В его голосе вдруг зазвучали металлические нотки, глаза стали дикие и чужие, он с размаху швырнул бутылку с вином об стену, по нарисованной корме корабля потекли бурые струи. Я вздрогнула и сжалась, сидя на стуле. А потом скороговоркой произнесла:
– Отто, пожалуйста, успокойся. Знаешь, я бы сейчас выпила твоего шнапса, у тебя, случайно, нет здесь припрятанной фляжки? А что, русский солдат Андрей Соколов перед Мюллером целых три стакана этого самого шнапса выпил, не закусывая, разве я не осилю пару глоточков…
– О чем ты? – хрипло спросил он, будто очнувшись и только что заметив меня в комнате.
– Грау, шнапс в студию! Ну, и чего мы стоим, чего ждем – давай нажремся как свиньи и завалимся спать, раз уж вояки из нас никакие, что нам еще остается. Я так больше не могу, мне плохо, мне страшно, мне стыдно, я не знаю, что делать и ты постоянно дергаешься.
– Все, все… хватит… я не буду больше… ничего, слышишь, все…
Теперь он пытался меня утешить и все получилось так легко и правильно, что не оставалось никаких сомнений. Я поняла это сразу, как только он оказался рядом, невероятно близко, с первого же мгновения стало легко.
Будто все мои чувства и обрывки мыслей, все живое во мне переместилось к области соединения наших тел – там, где была обнажена плоть и души словно тоже проникли друг в друга. А ведь мы оба были почти одеты, он даже не расстегнул рубашку, а мое платье задралось выше талии и белье я просто отодвинула в сторону, чтобы ему было удобнее.
Я отчаянно хотела близости с ним, мне казалось, умру, если не приму его именно сейчас. Это было похоже на безумие, на потерю разума, когда верх полностью берут первобытные животные инстинкты. Пусть кто-то назовет похотью, – не буду скрывать, я хотела его и даже еще раньше, когда изо всех сил гнала подобные мысли прочь. Но что-то сокровенное, самое тайное во мне, чему я всегда доверяла, сейчас подсказывало, что я права.
Какое-то время назад, осознав острую потребность в нем, я боролась со своими желаниями, ненавидела их и себя заодно. Но сейчас что-то вдруг изменилась во мне, я отключила ум, и сама открылась перед ним, предсказуемо прекрасно. Мы же люди. Мужчина и Женщина. Вот сейчас, когда он был так близко мне, я это окончательно поняла. Мы – просто люди и остальное не важно.
* * *
– Тебе было хорошо.
– Как ты догадался?
– Ты вцепилась мне в волосы.
– Прости…
Но в моем голосе ни капли раскаяния. Отчего-то вдруг стало весело. Он готов был и это разделить:
– Ты самая невероятная девушка на земле, ты настоящая, ты волшебная, я схожу по тебе с ума!
– Ничего не говори, не надо… – устало пробормотала я.
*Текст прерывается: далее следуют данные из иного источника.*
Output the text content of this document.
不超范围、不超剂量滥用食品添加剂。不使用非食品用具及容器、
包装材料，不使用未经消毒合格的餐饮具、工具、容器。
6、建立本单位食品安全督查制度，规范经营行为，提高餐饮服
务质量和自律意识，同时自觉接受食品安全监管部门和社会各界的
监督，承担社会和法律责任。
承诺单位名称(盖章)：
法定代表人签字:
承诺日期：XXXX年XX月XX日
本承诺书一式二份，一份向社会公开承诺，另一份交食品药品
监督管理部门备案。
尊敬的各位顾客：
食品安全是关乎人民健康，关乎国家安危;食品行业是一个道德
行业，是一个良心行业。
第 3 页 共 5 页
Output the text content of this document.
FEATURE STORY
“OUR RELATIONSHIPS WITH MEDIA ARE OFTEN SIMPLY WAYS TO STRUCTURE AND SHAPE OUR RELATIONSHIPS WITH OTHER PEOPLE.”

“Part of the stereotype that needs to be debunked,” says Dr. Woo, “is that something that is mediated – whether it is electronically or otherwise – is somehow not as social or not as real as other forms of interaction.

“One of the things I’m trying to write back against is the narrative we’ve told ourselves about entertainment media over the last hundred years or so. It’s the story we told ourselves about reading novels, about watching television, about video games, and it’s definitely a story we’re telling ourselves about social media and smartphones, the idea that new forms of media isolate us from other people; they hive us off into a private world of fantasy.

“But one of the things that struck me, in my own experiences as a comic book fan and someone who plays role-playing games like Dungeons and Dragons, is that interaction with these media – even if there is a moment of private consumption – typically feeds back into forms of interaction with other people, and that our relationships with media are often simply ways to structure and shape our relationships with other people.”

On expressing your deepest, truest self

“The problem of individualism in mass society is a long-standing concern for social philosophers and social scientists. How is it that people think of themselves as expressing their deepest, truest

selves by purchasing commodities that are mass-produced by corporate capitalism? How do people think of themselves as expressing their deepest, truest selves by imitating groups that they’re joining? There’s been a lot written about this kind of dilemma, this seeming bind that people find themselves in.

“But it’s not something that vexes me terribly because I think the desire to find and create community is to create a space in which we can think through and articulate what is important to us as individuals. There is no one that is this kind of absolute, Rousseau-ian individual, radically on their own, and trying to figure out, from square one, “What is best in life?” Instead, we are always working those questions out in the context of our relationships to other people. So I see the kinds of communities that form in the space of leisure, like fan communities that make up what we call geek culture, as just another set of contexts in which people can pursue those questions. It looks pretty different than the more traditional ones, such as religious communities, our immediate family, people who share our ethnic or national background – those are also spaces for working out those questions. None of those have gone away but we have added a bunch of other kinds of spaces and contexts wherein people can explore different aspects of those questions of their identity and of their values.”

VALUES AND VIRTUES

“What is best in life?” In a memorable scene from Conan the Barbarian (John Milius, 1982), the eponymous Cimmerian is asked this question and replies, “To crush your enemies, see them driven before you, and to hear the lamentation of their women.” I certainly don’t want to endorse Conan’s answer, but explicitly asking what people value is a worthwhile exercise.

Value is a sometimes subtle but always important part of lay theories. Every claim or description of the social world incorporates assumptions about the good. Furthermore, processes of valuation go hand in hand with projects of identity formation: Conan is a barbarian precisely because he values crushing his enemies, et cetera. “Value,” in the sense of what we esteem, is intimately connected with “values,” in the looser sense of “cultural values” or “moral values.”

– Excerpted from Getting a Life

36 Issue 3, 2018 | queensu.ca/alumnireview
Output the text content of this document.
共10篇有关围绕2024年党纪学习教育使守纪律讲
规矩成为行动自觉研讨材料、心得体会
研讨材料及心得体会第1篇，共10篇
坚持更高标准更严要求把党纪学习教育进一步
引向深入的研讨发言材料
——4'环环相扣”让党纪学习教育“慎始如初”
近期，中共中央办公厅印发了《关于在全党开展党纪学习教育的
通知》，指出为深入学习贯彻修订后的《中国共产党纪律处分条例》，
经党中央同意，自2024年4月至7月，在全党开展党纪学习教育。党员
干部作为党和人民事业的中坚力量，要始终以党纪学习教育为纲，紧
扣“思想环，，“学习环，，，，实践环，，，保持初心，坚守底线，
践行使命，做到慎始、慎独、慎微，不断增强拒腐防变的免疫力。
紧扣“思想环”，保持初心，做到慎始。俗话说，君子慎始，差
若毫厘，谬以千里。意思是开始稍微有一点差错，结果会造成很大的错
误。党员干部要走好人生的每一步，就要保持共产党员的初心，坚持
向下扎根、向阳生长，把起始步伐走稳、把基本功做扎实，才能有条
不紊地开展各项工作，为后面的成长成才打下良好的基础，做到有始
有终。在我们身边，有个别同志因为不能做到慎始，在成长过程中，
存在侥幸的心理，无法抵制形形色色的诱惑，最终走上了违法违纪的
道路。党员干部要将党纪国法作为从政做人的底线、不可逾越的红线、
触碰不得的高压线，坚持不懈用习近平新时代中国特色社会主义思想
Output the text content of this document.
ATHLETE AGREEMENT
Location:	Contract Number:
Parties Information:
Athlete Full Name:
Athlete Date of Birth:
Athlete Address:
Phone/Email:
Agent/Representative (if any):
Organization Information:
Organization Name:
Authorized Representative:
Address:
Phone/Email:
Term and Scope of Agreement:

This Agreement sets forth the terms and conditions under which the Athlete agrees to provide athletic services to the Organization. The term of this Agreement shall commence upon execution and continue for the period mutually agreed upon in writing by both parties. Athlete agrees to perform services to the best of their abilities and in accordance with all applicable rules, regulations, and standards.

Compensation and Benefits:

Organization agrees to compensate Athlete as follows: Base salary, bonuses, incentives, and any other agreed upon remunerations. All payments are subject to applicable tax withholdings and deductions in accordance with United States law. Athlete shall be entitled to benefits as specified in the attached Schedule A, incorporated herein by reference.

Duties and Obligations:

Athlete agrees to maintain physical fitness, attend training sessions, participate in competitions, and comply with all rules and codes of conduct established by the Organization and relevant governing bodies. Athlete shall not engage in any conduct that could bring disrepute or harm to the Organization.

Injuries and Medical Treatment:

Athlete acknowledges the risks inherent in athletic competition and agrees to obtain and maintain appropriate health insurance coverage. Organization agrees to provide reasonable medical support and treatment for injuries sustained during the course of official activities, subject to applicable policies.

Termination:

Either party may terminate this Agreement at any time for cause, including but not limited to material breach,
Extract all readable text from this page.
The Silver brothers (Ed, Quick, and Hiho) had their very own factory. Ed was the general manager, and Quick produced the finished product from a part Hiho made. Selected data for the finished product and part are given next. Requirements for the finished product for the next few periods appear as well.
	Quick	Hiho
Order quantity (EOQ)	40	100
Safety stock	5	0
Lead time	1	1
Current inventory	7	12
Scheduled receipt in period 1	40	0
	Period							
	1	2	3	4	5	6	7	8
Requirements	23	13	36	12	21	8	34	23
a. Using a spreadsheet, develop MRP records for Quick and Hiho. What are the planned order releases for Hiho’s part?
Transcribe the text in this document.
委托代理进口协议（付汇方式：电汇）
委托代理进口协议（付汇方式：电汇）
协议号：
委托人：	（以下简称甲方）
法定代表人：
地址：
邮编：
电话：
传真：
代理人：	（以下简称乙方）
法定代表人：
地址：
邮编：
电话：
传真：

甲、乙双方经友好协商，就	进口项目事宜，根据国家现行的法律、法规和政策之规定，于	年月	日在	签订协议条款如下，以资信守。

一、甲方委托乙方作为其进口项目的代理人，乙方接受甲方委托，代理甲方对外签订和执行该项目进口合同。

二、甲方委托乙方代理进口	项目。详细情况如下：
– Но почему? Я не могу молчать, это переполняет меня, это больше меня… больше всего на свете…
Он сейчас был настоящий мальчишка, такой искренний и чистый, такой счастливый. Нам придется заплатить. И возможно, уже очень скоро, но время еще есть. Хотя бы до конца ночи. И нельзя терять ни минуты, потому что завтра может все измениться в худшую сторону.
Мы лежали тесно прижавшись друг к другу, слушали дождь за окном и на крыше. Отто гладил мои волосы, мои брови, мою щеку – не то улыбался не то плакал. А я смотрела на его лицо в темноте, пыталась запомнить и голос тоже. У него бесподобный голос.
– Ты – моя Лорелей… у тебя холодный нос и губы… и глаза как море… сине-зеленые…
– Как ты можешь видеть цвет моих глаз, ты же потушил свечи?
– Я знаю тебя и без света, я и в полной темноте знаю каждую твою черточку.
Мне вдруг вспомнились чьи-то стихи, слышала их в детстве или даже сама сочинила, словно пророчество.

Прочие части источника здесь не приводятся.